Yanıma doğru gelirken konuştu.
"Hayır gitmiyorum . Biraz kayar mısın sığamıyorum da!"
Yatağın boşta kalan kısmına geçip battaniyeyi üzerine örttü.
Elleriyle de belimi sardıktan sonra kafasını enseme gömdü.
Sessizce fısıldadım.
"Heyy naptığını sanıyorsun sen yaa!"
Uykulu bir sesle mırıldandı.
"Üç kişi o küçücük koltukta uyumak ne zor sen biliyor musun?"
Sessizce konuşmaya devam ettim.
"Burada olmamız senin suçun biliyorsun değil mi?"
"Hıhı."
Dudaklarını ensemde hissedince hemen onu ittim.

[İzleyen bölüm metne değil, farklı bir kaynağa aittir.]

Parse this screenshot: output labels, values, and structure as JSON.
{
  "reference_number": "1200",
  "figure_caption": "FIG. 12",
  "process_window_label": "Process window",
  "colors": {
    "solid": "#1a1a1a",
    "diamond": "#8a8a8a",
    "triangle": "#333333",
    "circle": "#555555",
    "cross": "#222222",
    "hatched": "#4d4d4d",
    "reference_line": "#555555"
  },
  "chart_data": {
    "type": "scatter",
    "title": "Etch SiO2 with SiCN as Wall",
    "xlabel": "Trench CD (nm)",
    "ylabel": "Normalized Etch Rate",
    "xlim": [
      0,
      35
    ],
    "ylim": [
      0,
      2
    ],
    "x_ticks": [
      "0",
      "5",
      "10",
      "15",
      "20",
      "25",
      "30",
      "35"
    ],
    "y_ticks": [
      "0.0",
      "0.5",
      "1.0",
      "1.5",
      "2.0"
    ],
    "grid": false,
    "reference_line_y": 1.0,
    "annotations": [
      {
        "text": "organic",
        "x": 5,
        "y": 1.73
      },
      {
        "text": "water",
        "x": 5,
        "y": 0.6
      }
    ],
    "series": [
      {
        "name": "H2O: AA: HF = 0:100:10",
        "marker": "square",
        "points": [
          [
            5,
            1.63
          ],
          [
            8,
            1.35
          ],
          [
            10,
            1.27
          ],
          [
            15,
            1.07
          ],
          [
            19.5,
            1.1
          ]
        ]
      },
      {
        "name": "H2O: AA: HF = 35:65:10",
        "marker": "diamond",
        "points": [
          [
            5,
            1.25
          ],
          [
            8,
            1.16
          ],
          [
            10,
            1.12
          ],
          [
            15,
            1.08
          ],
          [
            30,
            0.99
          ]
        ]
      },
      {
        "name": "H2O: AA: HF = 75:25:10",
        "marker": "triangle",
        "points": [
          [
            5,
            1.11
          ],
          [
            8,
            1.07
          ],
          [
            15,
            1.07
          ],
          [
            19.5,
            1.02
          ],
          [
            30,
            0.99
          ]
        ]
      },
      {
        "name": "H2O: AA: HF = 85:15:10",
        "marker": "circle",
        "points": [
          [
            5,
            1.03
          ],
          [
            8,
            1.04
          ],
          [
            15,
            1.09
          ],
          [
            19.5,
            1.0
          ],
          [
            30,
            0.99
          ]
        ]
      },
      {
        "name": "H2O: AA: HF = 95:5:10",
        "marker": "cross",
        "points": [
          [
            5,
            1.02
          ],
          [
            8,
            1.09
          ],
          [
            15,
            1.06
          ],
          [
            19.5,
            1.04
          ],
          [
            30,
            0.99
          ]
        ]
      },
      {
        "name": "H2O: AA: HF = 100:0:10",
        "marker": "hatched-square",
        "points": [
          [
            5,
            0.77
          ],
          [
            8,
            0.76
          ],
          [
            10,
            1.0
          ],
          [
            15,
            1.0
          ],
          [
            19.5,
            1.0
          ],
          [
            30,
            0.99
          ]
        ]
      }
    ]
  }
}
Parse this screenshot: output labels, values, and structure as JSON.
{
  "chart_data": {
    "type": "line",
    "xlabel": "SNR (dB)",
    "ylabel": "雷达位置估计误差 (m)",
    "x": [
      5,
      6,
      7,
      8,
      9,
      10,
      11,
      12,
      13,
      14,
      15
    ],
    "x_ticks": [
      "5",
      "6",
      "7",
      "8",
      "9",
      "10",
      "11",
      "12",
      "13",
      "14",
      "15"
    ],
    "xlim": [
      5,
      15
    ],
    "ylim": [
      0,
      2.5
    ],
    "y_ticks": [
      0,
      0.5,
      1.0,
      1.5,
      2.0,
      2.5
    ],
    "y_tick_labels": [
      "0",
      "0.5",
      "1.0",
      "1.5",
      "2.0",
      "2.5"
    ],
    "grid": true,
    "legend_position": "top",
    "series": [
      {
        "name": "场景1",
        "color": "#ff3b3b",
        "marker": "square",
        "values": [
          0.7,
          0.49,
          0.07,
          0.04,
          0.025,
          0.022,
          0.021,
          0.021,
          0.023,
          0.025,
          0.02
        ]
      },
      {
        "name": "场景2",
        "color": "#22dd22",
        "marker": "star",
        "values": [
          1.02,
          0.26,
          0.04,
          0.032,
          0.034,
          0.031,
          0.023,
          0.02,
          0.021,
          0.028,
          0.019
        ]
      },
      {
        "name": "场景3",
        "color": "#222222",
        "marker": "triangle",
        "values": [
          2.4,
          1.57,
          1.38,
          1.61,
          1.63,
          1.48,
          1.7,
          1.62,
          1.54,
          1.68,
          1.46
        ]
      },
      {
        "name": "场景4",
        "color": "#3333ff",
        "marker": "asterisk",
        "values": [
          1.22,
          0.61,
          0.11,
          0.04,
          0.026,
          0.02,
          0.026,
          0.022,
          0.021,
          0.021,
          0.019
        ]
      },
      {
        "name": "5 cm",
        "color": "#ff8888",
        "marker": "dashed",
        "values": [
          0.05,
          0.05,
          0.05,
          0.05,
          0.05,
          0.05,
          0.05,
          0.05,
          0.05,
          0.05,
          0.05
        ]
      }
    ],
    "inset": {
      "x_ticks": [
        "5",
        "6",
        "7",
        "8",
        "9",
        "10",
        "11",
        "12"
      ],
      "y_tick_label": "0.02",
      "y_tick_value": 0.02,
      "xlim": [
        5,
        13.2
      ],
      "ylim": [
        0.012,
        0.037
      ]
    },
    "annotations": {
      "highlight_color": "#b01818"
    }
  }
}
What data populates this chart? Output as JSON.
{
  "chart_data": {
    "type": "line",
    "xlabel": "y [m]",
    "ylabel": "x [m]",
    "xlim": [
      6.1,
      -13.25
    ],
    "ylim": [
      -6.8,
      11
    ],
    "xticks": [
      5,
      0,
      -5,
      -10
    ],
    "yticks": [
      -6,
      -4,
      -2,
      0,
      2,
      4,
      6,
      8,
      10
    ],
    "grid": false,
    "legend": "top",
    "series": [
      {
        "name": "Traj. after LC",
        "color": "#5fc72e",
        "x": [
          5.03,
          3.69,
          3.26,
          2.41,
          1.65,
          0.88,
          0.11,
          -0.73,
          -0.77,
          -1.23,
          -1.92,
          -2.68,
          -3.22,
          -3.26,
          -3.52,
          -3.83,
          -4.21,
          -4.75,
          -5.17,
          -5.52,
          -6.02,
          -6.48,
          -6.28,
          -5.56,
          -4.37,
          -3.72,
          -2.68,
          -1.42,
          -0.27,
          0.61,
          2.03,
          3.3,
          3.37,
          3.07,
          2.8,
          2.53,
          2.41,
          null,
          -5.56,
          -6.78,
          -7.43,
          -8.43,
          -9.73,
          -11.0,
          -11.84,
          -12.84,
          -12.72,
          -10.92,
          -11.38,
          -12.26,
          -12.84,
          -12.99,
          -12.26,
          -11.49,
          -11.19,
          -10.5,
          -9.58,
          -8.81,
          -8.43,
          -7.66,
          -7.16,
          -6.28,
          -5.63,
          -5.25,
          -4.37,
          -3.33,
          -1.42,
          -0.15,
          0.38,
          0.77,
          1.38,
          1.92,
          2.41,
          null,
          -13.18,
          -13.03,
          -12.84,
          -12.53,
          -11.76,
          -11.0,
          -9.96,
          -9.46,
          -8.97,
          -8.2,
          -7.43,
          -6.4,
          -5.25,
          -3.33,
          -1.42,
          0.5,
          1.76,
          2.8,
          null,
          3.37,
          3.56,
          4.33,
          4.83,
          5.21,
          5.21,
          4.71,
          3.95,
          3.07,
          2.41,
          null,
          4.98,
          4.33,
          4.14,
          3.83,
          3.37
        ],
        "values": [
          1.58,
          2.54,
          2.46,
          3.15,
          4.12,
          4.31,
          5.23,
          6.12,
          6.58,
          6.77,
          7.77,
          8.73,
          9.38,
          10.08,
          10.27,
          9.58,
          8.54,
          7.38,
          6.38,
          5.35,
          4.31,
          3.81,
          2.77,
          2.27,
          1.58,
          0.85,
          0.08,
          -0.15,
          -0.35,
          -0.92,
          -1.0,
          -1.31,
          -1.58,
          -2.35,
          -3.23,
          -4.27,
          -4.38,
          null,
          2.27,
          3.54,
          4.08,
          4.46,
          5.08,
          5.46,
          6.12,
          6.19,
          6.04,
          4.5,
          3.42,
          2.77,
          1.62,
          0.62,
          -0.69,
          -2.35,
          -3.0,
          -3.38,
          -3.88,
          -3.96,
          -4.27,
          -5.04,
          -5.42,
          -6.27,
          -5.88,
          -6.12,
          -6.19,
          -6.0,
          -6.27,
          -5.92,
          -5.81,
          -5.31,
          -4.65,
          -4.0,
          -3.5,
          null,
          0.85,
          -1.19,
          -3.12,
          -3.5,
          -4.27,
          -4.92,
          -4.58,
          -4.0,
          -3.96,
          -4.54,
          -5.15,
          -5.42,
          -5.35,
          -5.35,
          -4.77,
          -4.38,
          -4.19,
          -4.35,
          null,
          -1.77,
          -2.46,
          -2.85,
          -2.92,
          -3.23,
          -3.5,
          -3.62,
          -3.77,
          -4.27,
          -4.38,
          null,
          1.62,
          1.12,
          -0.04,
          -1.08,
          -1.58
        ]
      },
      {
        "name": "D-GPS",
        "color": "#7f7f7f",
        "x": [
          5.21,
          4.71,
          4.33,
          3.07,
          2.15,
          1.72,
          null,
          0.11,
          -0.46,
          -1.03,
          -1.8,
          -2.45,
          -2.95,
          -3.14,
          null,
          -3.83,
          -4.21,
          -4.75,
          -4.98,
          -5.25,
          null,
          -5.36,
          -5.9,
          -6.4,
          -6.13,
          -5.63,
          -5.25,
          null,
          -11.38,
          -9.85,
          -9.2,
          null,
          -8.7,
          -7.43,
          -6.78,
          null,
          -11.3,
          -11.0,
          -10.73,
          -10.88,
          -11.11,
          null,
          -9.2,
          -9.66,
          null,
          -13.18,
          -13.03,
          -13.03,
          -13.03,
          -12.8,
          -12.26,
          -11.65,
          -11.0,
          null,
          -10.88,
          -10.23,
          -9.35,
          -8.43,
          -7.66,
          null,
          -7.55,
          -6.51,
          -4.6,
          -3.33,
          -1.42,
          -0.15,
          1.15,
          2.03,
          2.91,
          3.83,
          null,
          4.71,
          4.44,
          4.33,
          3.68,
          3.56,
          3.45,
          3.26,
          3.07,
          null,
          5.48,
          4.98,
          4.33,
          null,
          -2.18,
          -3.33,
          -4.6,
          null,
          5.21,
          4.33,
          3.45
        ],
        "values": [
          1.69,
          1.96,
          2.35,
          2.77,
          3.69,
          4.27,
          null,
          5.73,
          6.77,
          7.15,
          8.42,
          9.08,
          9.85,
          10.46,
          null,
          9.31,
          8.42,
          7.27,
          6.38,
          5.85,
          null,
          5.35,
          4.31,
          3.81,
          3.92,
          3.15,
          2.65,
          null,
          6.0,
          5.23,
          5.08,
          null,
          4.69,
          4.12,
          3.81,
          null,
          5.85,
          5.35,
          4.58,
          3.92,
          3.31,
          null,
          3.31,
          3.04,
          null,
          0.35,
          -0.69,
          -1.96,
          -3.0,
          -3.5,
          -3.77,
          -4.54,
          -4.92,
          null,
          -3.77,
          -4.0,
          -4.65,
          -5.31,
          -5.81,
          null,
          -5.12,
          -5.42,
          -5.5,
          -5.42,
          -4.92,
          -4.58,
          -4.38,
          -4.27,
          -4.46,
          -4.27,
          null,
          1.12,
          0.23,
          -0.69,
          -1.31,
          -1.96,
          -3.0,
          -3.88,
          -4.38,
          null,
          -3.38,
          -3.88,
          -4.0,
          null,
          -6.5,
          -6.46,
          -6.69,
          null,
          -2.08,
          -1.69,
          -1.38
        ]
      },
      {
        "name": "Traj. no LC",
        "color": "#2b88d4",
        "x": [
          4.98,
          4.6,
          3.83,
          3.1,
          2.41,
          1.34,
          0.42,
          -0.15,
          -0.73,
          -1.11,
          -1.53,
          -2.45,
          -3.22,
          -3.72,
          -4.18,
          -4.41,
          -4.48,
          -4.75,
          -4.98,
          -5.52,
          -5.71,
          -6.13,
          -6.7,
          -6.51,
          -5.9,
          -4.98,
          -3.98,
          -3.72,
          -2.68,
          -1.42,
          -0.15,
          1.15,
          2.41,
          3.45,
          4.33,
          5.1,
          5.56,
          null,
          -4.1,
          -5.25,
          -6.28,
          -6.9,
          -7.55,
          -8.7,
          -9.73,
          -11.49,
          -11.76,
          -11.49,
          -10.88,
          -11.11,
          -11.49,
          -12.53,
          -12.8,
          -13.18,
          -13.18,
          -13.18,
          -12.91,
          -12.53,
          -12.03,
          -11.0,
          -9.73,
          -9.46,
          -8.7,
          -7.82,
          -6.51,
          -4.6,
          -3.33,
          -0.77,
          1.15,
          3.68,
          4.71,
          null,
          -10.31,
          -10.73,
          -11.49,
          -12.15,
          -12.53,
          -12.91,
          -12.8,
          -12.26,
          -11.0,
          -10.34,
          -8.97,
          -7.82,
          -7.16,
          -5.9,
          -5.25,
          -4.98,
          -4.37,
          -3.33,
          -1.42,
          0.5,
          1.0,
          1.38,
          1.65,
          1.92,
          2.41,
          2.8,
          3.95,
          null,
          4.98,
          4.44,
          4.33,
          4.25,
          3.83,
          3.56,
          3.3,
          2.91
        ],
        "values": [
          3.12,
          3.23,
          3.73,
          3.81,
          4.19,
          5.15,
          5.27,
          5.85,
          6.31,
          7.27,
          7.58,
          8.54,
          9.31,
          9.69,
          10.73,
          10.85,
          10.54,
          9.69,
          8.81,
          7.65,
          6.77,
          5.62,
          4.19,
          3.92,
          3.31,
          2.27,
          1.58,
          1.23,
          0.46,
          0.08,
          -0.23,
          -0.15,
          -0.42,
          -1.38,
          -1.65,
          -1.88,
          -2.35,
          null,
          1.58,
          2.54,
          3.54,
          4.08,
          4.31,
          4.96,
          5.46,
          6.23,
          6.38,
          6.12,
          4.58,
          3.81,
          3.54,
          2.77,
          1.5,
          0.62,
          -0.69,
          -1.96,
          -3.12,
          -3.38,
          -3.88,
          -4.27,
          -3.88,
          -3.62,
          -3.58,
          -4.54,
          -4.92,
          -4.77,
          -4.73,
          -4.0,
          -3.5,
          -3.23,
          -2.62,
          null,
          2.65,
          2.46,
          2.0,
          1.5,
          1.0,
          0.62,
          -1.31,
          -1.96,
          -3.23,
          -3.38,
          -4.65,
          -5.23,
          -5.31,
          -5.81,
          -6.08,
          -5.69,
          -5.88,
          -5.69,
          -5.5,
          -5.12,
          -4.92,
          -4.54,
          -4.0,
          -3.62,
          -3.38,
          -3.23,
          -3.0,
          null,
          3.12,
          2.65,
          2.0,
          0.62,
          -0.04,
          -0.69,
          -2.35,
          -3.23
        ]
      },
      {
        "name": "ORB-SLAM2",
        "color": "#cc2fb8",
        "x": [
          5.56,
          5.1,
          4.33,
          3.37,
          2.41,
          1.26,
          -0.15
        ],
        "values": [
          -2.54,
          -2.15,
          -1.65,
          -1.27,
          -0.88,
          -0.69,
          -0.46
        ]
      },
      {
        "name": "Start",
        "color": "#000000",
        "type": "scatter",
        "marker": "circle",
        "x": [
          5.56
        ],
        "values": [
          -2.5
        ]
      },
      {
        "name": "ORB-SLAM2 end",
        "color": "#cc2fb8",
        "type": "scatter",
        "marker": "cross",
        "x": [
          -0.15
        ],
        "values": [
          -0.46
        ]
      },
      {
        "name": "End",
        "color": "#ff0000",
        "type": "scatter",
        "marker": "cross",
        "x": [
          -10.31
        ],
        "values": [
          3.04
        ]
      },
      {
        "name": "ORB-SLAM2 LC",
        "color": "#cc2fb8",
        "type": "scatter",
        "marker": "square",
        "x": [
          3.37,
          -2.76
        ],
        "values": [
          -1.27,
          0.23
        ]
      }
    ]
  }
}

"Ne yaptığını sanıyorsun ya sapık mısın nesin?"
Hafifçe sırıttı.
"Artık evliyiz unuttun mu ? Hem bu gece bizi-"
Hemen sözünü kestim.
"Asla ! Asla seninle öyle bir şey yapmam!"
Sırıtmasını yüzünden silmeden konuştu.
"Bekle ve gör, küçük fare."
Sonra tekrardan ellerini belimde hissettim.
"Şimdi sadece uyumak istiyorum."
Onun bu sözünün üzerine bir şey demedim ve onun şahane kokusuyla birlikte kendimi uykunun kollarına bıraktım.
***
Sabahın ilk ışıklarında gözümü açtım.
Mert'in kokusunu hissedince yavaşça arkamı döndüm.
Mert, çarşafın altına girmiş ve elleri belimde bir şekilde uyuyordu.
"Şşşttt uyansana - uyansana - uyansana!!!"
Aynı kelimeyi binlerce kez söylememe karşın hala uyanmamıştı.
Kolunu dürttüğümde hala uyanmamıştı . Ben de son çare olarak ayağımla aşağı ittim.
"Aaaaaa! "
Kafamı yataktan aşağıya uzatıp ona baktım.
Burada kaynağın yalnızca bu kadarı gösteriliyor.